I am Perfect Health”

Suatu siang…
Di sebuah toko keramik Petitenget. Saya tengah memilih gelas kopi. Saya asyik melihat-lihat, saat mendengar seorang lelaki asing tidak bisa membawa 3 gelas wiski yang dibelinya. Pembelian di bawah 100 ribu, mesti di bayar kontan, dan uang kontan yang dibawanya tidak cukup, hanya 22 ribu dari total 60 ribu yang mesti dibayarkan. Turis itu harus ke mesin atm dan mesti kembali lagi ke toko keramik. Turis berusaha nego, tetapi tetap tidak diperbolehkan, karena itu aturan perusahaan. Saat itu, covid-19 baru mulai merebak. Turis area terasa sedikit berbeda dari biasanya. Melihat kondisi ini, otomatis saya memberi tahu kasir, jadikan satu dengan tagihan saya, dan saya menjelaskan kepada turis, saya bayarkan tagihannya. Dia tampak terkejut dan tidak percaya. Saya meyakinkan sekali lagi. Masih setengah percaya, dia memberi saya uang kontan yang di bawa, saya mengatakan tidak perlu, tetapi dia memaksa. Akhirnya saya menerimanya. Turis itu tidak henti-hentinya mengucapkan terimakasih. Kasir memohon maaf kepada saya, tidak bisa membantu turis itu, karena kondisi toko yang sangat sepi. Banyak karyawan dirumahkan. Turis bahagia pulang membawa 3 gelas kecil yang dibelinya. Entah, saya ikut bahagia.

Pagi hari…
Menjelang hari raya Nyepi. Saya ada janji dengan seorang teman untuk sound healing session. Karena masih ada waktu, saya mampir ke bakery favorit di Ubud. Saya memesan kopi dan croissant untuk membuka makan pagi. Hampir selesai sarapan, saya melihat seorang perempuan berkebaya bergegas ke arah motornya tanpa membawa belanjaan yang sudah ada di meja kasir. Saya bertanya kepada kasir, ternyata perempuan itu lupa membawa dompet. Dengan cepat, saya memberi tahu kasir, tagihan perempuan itu jadikan satu dengan tagihan saya, sambil tergesa membawa belanjaan perempuan itu sebelum dia pergi. Lalu saya gantungkan belanjaannya di motor, perempuan itu terperangah, saat saya mengatakan, roti ini pemberian saya untuk hari raya. Tidak perlu kembali dan bisa melanjutkan upacara menyambut Nyepi.
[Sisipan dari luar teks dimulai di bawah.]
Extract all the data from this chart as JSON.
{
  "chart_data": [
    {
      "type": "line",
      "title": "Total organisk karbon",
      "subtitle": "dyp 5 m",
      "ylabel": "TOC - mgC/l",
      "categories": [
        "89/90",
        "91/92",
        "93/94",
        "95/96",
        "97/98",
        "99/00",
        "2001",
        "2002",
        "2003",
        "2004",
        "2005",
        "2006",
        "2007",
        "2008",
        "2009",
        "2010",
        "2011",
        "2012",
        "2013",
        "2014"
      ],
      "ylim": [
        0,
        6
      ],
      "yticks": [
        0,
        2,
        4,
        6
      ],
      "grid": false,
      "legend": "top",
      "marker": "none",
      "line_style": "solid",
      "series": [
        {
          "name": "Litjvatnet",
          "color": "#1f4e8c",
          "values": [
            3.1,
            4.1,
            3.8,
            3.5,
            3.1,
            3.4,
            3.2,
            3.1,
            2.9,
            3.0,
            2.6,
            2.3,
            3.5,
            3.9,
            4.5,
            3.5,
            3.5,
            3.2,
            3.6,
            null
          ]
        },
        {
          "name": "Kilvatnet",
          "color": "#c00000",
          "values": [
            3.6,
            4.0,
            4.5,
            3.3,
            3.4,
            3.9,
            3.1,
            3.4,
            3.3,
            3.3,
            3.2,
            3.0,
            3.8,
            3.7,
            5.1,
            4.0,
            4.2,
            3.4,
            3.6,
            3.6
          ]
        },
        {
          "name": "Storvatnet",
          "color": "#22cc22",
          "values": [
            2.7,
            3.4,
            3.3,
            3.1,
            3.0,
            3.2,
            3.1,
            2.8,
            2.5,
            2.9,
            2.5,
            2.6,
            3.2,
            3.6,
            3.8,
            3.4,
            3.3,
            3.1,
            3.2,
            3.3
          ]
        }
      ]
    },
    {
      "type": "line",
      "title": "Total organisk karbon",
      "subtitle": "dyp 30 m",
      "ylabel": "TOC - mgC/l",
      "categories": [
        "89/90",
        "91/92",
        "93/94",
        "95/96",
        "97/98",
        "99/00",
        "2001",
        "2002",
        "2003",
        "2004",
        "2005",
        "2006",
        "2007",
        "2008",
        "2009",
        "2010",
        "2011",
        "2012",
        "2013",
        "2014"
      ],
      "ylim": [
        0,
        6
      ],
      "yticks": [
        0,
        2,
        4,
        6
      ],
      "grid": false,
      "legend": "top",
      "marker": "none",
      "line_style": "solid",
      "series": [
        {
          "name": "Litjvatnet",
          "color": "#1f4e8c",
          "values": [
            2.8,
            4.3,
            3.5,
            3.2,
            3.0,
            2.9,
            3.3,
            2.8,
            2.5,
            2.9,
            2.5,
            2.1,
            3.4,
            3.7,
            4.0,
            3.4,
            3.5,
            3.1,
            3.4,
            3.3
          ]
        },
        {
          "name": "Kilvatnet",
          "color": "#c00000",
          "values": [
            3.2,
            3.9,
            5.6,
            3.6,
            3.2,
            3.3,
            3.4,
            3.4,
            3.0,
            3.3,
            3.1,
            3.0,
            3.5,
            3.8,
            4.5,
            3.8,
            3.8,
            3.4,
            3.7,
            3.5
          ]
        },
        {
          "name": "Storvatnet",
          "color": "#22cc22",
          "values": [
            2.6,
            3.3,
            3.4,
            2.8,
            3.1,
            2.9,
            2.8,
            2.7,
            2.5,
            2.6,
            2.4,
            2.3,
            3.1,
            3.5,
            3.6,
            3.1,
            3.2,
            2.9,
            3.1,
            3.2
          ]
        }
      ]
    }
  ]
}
“Be a ruler of your mind  and a servant of your heart”

Sanur…
Seorang perempuan tua, tampak melambaikan tangan di depan dinding kaca restaurant, tempat saya makan siang, sehari setelah hari Nyepi berlalu. Deretan meja di depan tidak ada tamu, sehingga saya bisa melihat ibu itu dengan jelas. Tergerak hati saya untuk menghampirinya. Ternyata ibu itu menjual jagung rebus, jauh-jauh dari Tampaksiring. Dia menawarkan dagangannya dengan antusias dalam bahasa daerah. Sekilas ibu itu bercerita sempat terjatuh di kamar mandi, badannya masih lebam dan telah mendapat perlakuan kasar dan kurang baik dari menantunya karena memiliki sedikit hutang. Anaknya juga tidak bisa membantu, karena takut kepada istri. Jagung yang di jual ini juga belum lunas. Saya bantu sedikit ringankan bebannya. Ibu itu menyarankan membeli lebih banyak jagung. Terdiam…saya bisa melihat dengan jelas, ibu ini memang butuh pertolongan, dan Tuhan telah memilih saya sebagai alatNya. Seharusnya saya bersama keluarga, makan siang di tempat ini sebelum hari Nyepi. Tetapi saya memilih hari ini. Karena memang akan dipertemukan dengan ibu tua ini. Dan bukan suatu kebetulan saya duduk menghadap kaca. Akhirnya saya membeli semua jagung, supaya ibu itu tidak berat lagi membawa beban di kepala dan memberi sedikit uang lebih. Ibu penjual jagung menangis dan terharu. Saat pamit, ibu itu beberapa kali menyuruh saya masuk kembali ke restaurant. Tetapi saya memilih menunggu, sampai badannya menghilang di lekukan jalan. Saya seperti telah lama mengenal ibu tua itu…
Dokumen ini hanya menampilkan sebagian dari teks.